Se trata de ofrecer una explicación simple para evitar la complejidad de esas respuestas que dan cuenta de nuestra vulnerabilidad
A propósito de los incendios que asolaron la península durante el mes de julio surgieron precisamente una serie de teorías que nos hablaban sobre la supuesta provocación de estos desastres en zonas previamente proyectadas como futuros parques eólicos. Sin olvidar que, al menos de momento, tales suposiciones han sido desmontadas comparando el mapa del terreno ardido con el mapa del futuro parque, la propia elaboración de estas conjeturas nos lleva su realidad más profunda (y peligrosa): el recurso a la desinformación como forma de conseguir la acogida de la teoría.
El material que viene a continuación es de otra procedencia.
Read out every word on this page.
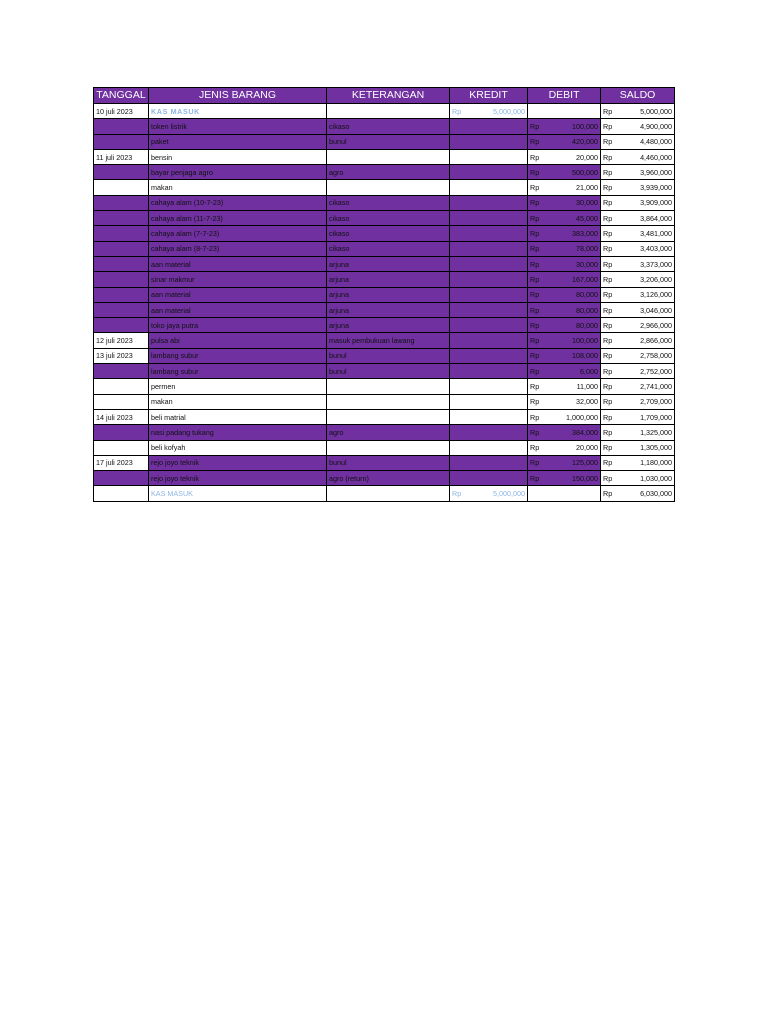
TANGGAL	JENIS BARANG	KETERANGAN	KREDIT		DEBIT		SALDO	
10 juli 2023	KAS MASUK		Rp	5,000,000			Rp	5,000,000
	token listrik	cikaso			Rp	100,000	Rp	4,900,000
	paket	bunul			Rp	420,000	Rp	4,480,000
11 juli 2023	bensin				Rp	20,000	Rp	4,460,000
	bayar penjaga agro	agro			Rp	500,000	Rp	3,960,000
	makan				Rp	21,000	Rp	3,939,000
	cahaya alam (10-7-23)	cikaso			Rp	30,000	Rp	3,909,000
	cahaya alam (11-7-23)	cikaso			Rp	45,000	Rp	3,864,000
	cahaya alam (7-7-23)	cikaso			Rp	383,000	Rp	3,481,000
	cahaya alam (8-7-23)	cikaso			Rp	78,000	Rp	3,403,000
	aan material	arjuna			Rp	30,000	Rp	3,373,000
	sinar makmur	arjuna			Rp	167,000	Rp	3,206,000
	aan material	arjuna			Rp	80,000	Rp	3,126,000
	aan material	arjuna			Rp	80,000	Rp	3,046,000
	toko jaya putra	arjuna			Rp	80,000	Rp	2,966,000
12 juli 2023	pulsa abi	masuk pembukuan lawang			Rp	100,000	Rp	2,866,000
13 juli 2023	lambang subur	bunul			Rp	108,000	Rp	2,758,000
	lambang subur	bunul			Rp	6,000	Rp	2,752,000
	permen				Rp	11,000	Rp	2,741,000
	makan				Rp	32,000	Rp	2,709,000
14 juli 2023	beli matrial				Rp	1,000,000	Rp	1,709,000
	nasi padang tukang	agro			Rp	384,000	Rp	1,325,000
	beli kofyah				Rp	20,000	Rp	1,305,000
17 juli 2023	rejo joyo teknik	bunul			Rp	125,000	Rp	1,180,000
	rejo joyo teknik	agro (return)			Rp	150,000	Rp	1,030,000
	KAS MASUK		Rp	5,000,000			Rp	6,030,000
Y es que, en el caso al que nos venimos refiriendo en el párrafo anterior, las capturas de dos titulares difundidas en redes («Proyectan en Os Ancares y O Courel uno de los mayores parques eólicos del noroeste» y «En directo: 850 personas desalojadas y viviendas quemadas en los incendios de O Courel y Valdeorras») –sin más relación entre ellas que el hecho de que alguien las juntara– fueron suficientes para deslegitimar, a ojos de algunos usuarios, las informaciones científicas probadas y comprobadas sobre el cambio climático y su implicación en las oleadas de incendios. Consciente o inconscientemente, terminamos así por adoptar no solo el discurso negacionista de la extrema derecha, sino también sus propias prácticas basadas en la desinformación. La deconstrucción de la realidad compartida a través del engaño es, así, un recurso empleado por la ultraderecha en su propio beneficio, tal y como sucedió con el conocido Pizzagate y la teoría conspirativa contra Hillary Clinton en plena disputa electoral frente a Donald Trump.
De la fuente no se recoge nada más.